Piotr Sarnecki twierdzi, że nie ma jeszcze informacji, żeby główne linie produkcyjne w Polsce, czyli dotyczące opon do samochodów osobowych, miały się zamknąć. Niemniej sygnały alarmistyczne już się pojawiły.
Firma Michelin ogłosiła zamknięcie kilku zakładów w Niemczech, a także ograniczenie produkcji w Polsce. Precyzyjniej, produkcję opon ciężarowych przenosi z Olsztyna do Rumunii. Pracowników jednak nie zwolniła, lecz przesunęła ich do innych linii.
Z kolei Goodyear zamyka kilka zakładów w Niemczech, a produkcję przenosi do wschodniej Europy, m.in. do Polski, Słowenii, Serbii. Continental zaś zwiększa produkcję w Czechach, Słowacji i Rumunii kosztem produkcji w Niemczech.
Jednocześnie w Europie produkcję rozpoczynają firmy z Chin: Linglong w Serbii oraz Sentury Tire w Hiszpanii. Ponadto produkcję zwiększają Hindusi, jak np. Apollo na Węgrzech.

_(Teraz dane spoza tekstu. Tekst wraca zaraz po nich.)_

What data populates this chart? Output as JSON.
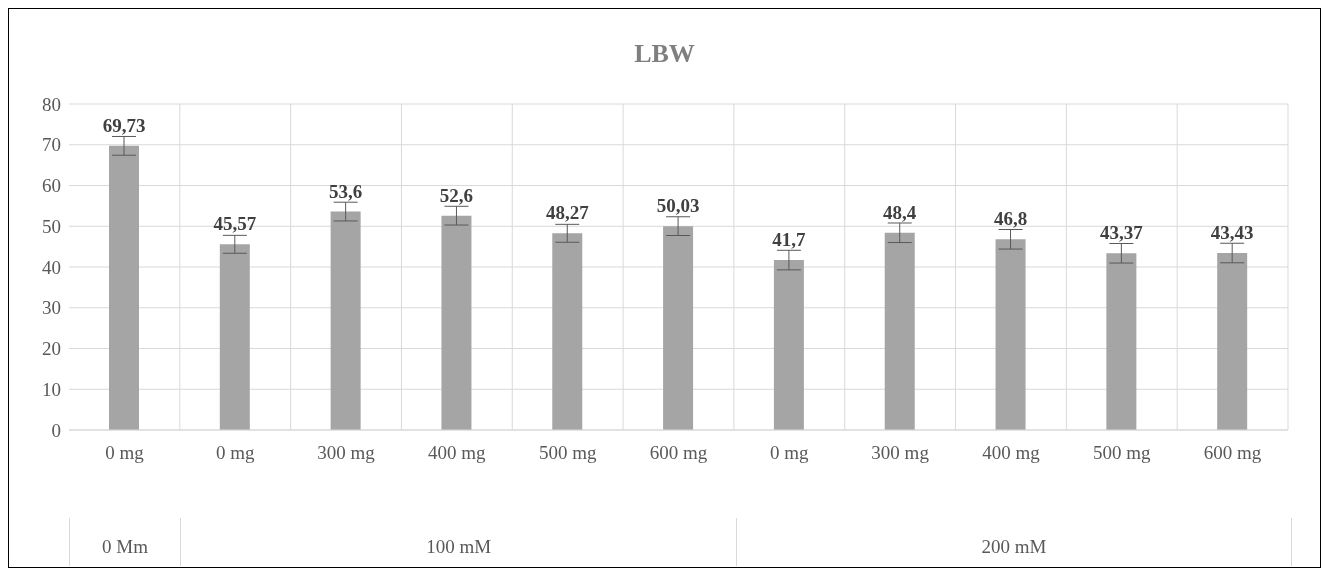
{
  "chart_data": {
    "type": "bar",
    "title": "LBW",
    "categories": [
      "0 mg",
      "0 mg",
      "300 mg",
      "400 mg",
      "500 mg",
      "600 mg",
      "0 mg",
      "300 mg",
      "400 mg",
      "500 mg",
      "600 mg"
    ],
    "values": [
      69.73,
      45.57,
      53.6,
      52.6,
      48.27,
      50.03,
      41.7,
      48.4,
      46.8,
      43.37,
      43.43
    ],
    "value_labels": [
      "69,73",
      "45,57",
      "53,6",
      "52,6",
      "48,27",
      "50,03",
      "41,7",
      "48,4",
      "46,8",
      "43,37",
      "43,43"
    ],
    "errors": [
      2.3,
      2.2,
      2.3,
      2.3,
      2.2,
      2.3,
      2.4,
      2.4,
      2.4,
      2.4,
      2.4
    ],
    "color": "#a5a5a5",
    "annotations": [
      "0 Mm",
      "100 mM",
      "200 mM"
    ],
    "ylim": [
      0,
      80
    ],
    "yticks": [
      0,
      10,
      20,
      30,
      40,
      50,
      60,
      70,
      80
    ],
    "grid": true
  }
}
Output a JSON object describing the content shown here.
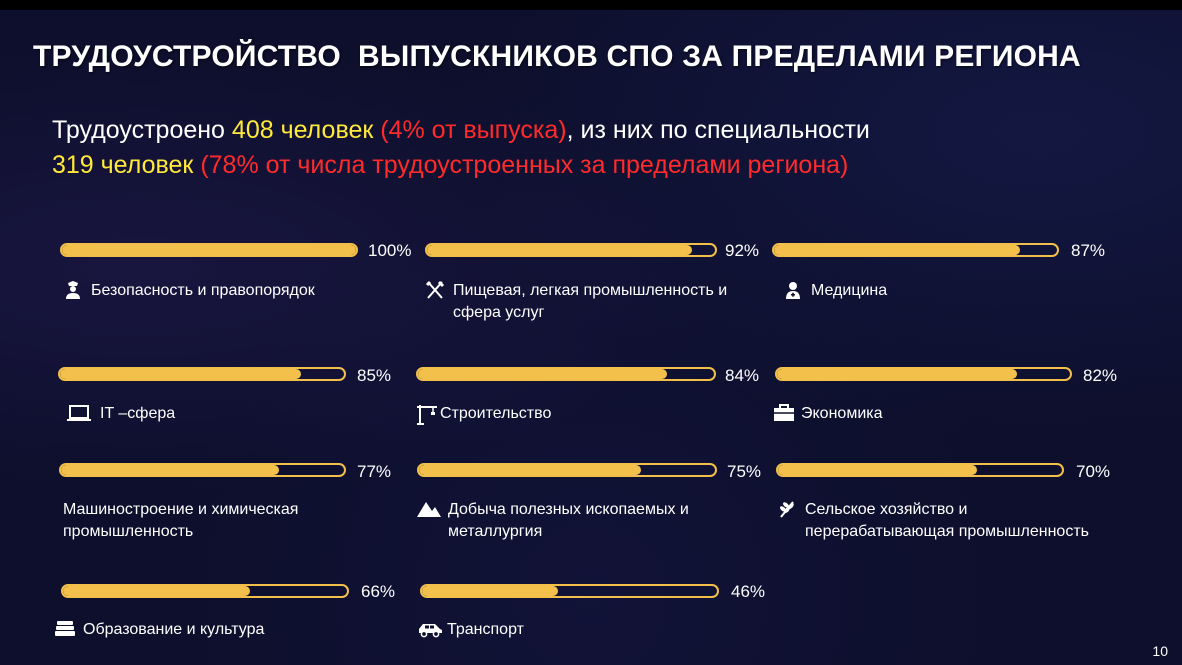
{
  "title": "ТРУДОУСТРОЙСТВО  ВЫПУСКНИКОВ СПО ЗА ПРЕДЕЛАМИ РЕГИОНА",
  "summary": {
    "line1": {
      "prefix": "Трудоустроено ",
      "count": "408 человек",
      "percent": " (4% от выпуска)",
      "suffix": ", из них по специальности"
    },
    "line2": {
      "count": "319 человек",
      "percent": " (78% от числа трудоустроенных за пределами региона)"
    }
  },
  "colors": {
    "background": "#0d0f2c",
    "bar": "#f3c04b",
    "highlight_yellow": "#ffe93a",
    "highlight_red": "#ff2b2b"
  },
  "sectors": [
    {
      "label": "Безопасность и правопорядок",
      "percent": "100%",
      "value": 1.0,
      "icon": "police-officer-icon"
    },
    {
      "label": "Пищевая, легкая промышленность и\nсфера услуг",
      "percent": "92%",
      "value": 0.92,
      "icon": "fork-knife-icon"
    },
    {
      "label": "Медицина",
      "percent": "87%",
      "value": 0.87,
      "icon": "doctor-icon"
    },
    {
      "label": "IT –сфера",
      "percent": "85%",
      "value": 0.85,
      "icon": "laptop-icon"
    },
    {
      "label": "Строительство",
      "percent": "84%",
      "value": 0.84,
      "icon": "crane-icon"
    },
    {
      "label": "Экономика",
      "percent": "82%",
      "value": 0.82,
      "icon": "briefcase-icon"
    },
    {
      "label": "Машиностроение и химическая\nпромышленность",
      "percent": "77%",
      "value": 0.77,
      "icon": ""
    },
    {
      "label": "Добыча полезных ископаемых и\nметаллургия",
      "percent": "75%",
      "value": 0.75,
      "icon": "mountain-icon"
    },
    {
      "label": "Сельское хозяйство и\nперерабатывающая промышленность",
      "percent": "70%",
      "value": 0.7,
      "icon": "wheat-icon"
    },
    {
      "label": "Образование и культура",
      "percent": "66%",
      "value": 0.66,
      "icon": "books-icon"
    },
    {
      "label": "Транспорт",
      "percent": "46%",
      "value": 0.46,
      "icon": "car-icon"
    }
  ],
  "page_number": "10"
}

- Należy pamiętać, że zakłady oponowe w Europie są średnio dużo starsze niż te zakładane w Indiach i Chinach. Można przyjąć, że w związku z tym, że są starsze, produkcja jest mniej efektywna. Jakość zaś opon eksportowanych z Chin i Indii w ostatnich latach bardzo się poprawiła - podsumowuje Jakub Szwajka.